Back then there were many guesses, including “four hubcaps, four defects from the factory and two wheel drive”.
There’s a number of theories on what “LTD” stands for, though even if you take it to mean “Limited” it was originally a top-of-the-line trim that was limited to buyers of a certain budget.
Pontiac Fiero- not fiery, call it the Penguin.
Chrysler Fifth Avenue/Buick Park Avenue- no one who lives on those avenues drives one of these.
Infiniti- Nope, not even close. You’ll be lucky to get 200,000 miles.
Tesla- how fast is the old Serbian spinning in his grave? Really fast.
Smart- sorry Mercedes Streeter, but they’re not really.
Fiero was originally named Pegasus. A fitting name for a car with a pair of gull-wing doors and lots of horsepower (of which the Fiero had neither).
Call the Fiero the “Pontiac Chassis Donor”
Cadillac cars should have names (that don’t end in iq).
German luxury cars should have model numbers corresponding to actual engine displacement, not an idealized version.
Edsel really whiffed by not using the Utopian Turtletop name.
I would like to nominate any car that had an actual name and was later changed to an alpha-bits mixture of letter and numbers.
I got to drive an Alfabitz!
DeVille begat DTS
Seville begat STS
Catera begat CTS
The Acura Legend (awesome name) became the Acura 3.5RL (lousy name).
I hope they still have the copyright on it, and bring it back.
Maybe they can drop Afeela (which is as awful as bZ4X) and call it, say, the Sony Legend instead, as long as it turns out to actually be legendary.
The gold/ beige Toyota Camrys sold by the millions in the 90-00’s should just be called “car” as they are were so ubiquitous as to be invisible.
And it’s not like Toyota hadn’t done something similar.
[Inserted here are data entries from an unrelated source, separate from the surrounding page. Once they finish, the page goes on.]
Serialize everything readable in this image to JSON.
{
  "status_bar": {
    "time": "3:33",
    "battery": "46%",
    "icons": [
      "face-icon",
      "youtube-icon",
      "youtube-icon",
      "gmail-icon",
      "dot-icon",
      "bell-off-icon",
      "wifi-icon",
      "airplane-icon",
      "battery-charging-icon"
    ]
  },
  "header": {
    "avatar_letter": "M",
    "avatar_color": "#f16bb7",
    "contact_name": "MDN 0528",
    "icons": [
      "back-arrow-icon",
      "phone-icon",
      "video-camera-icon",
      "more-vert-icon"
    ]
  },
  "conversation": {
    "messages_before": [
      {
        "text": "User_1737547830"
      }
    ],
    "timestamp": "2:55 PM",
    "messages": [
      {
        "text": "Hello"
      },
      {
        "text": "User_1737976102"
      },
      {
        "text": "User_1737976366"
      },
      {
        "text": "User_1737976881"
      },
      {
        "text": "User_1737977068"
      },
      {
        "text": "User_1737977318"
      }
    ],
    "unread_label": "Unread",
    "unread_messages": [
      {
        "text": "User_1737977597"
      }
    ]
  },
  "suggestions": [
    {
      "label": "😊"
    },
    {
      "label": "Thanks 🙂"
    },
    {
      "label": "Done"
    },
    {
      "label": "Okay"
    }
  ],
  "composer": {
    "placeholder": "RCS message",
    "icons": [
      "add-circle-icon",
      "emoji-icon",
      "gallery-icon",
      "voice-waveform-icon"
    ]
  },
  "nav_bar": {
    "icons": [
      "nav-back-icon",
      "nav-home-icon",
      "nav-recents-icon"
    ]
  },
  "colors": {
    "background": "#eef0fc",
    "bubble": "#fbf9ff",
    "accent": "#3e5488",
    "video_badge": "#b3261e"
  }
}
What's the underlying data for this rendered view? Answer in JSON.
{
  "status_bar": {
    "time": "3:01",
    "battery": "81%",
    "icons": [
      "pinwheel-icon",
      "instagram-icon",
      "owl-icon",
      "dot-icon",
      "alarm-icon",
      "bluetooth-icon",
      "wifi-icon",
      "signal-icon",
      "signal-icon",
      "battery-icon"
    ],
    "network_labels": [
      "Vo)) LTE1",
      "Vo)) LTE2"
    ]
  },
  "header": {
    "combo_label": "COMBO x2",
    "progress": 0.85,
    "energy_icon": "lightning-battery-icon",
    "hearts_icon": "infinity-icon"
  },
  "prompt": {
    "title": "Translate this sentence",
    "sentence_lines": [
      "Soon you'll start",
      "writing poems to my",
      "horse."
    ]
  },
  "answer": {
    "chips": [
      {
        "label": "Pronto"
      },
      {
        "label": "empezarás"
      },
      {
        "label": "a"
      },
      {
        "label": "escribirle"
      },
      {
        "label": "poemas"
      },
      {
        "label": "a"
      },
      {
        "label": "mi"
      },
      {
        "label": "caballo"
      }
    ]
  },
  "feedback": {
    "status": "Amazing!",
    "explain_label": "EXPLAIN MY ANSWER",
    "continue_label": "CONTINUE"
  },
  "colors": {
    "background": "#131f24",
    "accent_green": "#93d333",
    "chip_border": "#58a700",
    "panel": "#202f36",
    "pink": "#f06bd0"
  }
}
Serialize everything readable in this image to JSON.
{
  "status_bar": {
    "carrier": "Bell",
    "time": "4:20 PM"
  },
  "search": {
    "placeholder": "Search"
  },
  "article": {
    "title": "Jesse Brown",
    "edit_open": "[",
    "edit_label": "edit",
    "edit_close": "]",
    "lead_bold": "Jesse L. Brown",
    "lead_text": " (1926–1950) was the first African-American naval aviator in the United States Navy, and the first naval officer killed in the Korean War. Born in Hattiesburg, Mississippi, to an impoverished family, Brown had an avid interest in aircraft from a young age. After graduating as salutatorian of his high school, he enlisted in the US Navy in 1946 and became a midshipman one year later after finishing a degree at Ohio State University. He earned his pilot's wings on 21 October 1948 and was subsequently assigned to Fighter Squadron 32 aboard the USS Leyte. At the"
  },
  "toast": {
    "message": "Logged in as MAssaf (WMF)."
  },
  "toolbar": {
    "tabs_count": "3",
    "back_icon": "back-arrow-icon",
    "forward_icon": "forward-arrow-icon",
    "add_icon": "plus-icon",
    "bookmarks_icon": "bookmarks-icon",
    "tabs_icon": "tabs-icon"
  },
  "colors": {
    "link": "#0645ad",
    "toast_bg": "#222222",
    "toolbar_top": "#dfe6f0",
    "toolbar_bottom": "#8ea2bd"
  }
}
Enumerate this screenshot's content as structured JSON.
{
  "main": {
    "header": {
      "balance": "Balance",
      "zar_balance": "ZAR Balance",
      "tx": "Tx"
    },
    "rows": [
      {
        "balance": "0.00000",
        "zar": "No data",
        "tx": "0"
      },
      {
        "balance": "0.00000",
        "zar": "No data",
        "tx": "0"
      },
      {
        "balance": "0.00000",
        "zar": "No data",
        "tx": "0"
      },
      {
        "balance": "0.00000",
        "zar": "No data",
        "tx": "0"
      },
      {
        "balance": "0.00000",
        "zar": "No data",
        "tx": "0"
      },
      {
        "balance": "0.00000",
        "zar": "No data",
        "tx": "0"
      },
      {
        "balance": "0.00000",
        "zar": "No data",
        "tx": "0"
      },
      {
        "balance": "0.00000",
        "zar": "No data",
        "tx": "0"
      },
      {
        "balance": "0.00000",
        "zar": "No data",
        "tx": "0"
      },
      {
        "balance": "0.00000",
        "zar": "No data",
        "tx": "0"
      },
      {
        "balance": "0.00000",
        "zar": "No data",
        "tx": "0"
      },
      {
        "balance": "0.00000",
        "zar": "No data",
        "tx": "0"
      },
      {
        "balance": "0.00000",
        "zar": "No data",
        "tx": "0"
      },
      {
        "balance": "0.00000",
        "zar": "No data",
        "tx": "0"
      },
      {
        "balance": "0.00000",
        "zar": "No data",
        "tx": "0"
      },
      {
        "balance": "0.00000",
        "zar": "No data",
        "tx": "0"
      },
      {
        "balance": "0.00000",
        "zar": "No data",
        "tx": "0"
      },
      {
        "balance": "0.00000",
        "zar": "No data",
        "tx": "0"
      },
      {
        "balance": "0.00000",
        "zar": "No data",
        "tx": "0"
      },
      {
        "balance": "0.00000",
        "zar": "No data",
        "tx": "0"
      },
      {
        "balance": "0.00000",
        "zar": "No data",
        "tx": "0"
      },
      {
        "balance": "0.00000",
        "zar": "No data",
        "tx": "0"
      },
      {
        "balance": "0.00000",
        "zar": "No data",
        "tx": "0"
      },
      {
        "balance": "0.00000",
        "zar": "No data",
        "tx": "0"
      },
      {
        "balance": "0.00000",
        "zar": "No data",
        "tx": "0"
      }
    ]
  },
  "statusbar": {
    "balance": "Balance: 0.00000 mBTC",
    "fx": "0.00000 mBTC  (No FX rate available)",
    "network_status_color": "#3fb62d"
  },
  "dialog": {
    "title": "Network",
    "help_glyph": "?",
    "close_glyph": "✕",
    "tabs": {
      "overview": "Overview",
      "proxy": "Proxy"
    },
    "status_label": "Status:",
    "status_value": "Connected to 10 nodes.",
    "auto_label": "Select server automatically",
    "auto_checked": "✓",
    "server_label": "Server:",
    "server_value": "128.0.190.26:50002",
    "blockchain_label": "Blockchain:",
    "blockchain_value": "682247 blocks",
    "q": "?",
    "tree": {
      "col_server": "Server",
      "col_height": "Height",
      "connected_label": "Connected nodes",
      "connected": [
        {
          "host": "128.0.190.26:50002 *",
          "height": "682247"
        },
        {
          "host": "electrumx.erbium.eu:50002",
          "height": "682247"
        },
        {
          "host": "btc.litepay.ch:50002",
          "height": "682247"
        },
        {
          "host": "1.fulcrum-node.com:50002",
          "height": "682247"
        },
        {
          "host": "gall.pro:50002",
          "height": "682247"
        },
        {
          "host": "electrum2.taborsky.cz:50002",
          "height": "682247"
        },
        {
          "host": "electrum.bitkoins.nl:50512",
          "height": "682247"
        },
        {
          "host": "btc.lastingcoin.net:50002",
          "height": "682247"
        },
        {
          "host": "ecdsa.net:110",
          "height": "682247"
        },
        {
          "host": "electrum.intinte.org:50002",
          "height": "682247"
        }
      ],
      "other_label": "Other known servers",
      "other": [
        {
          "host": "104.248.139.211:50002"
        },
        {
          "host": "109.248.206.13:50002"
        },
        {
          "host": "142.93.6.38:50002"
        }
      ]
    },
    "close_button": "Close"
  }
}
How long was the Toyota pickup just called Pickup (in the US, at least)?
I had forgotten that and I even owned a 1982 Toyota Pickup.
Was it beige/gold?
grey over rust.
A victoria is essentially a phaeton with the coachman’s seat mounted at the front instead of the rear, so the Crown Victoria is yet another model named after a style of horsedrawn carriage (eg, Landau, Phaeton, Town Car, Sedan DeVille, Brougham, etc).
Ford initially used the Victoria name on 2-door hardtops, then changed it to Crown Victoria in the mid ’50s when they added polished trim across the center of the roof to visually separate the front and back seats, creating some resemblance to a tiara.
The only connection is that victorias were considered a somewhat lighter and sportier type of carriage, and hardtops were often regarded as the sportiest body style within a model range
Cadillac Eldorado Cabriolet – which was an Eldorado with a half-vinyl roof.
Or the Monte Carlo Landau – which was a Monte Carlo with a half-vinyl roof.
Neither of those things are what they were called.
My shop teacher drove a 50s crown Victoria with the plexiglass roof. I think it was pink and black.
The Mitsubishi Carisma, a car so devoid of any character or charm it might as well just’ve been a black hole, only beige.
See, but now I’m thinking “Mitsubishi Beige” would actually be a half-decent car name. It’s just that it limits the paint options, but you can spin that to management as a cost-cutting feature.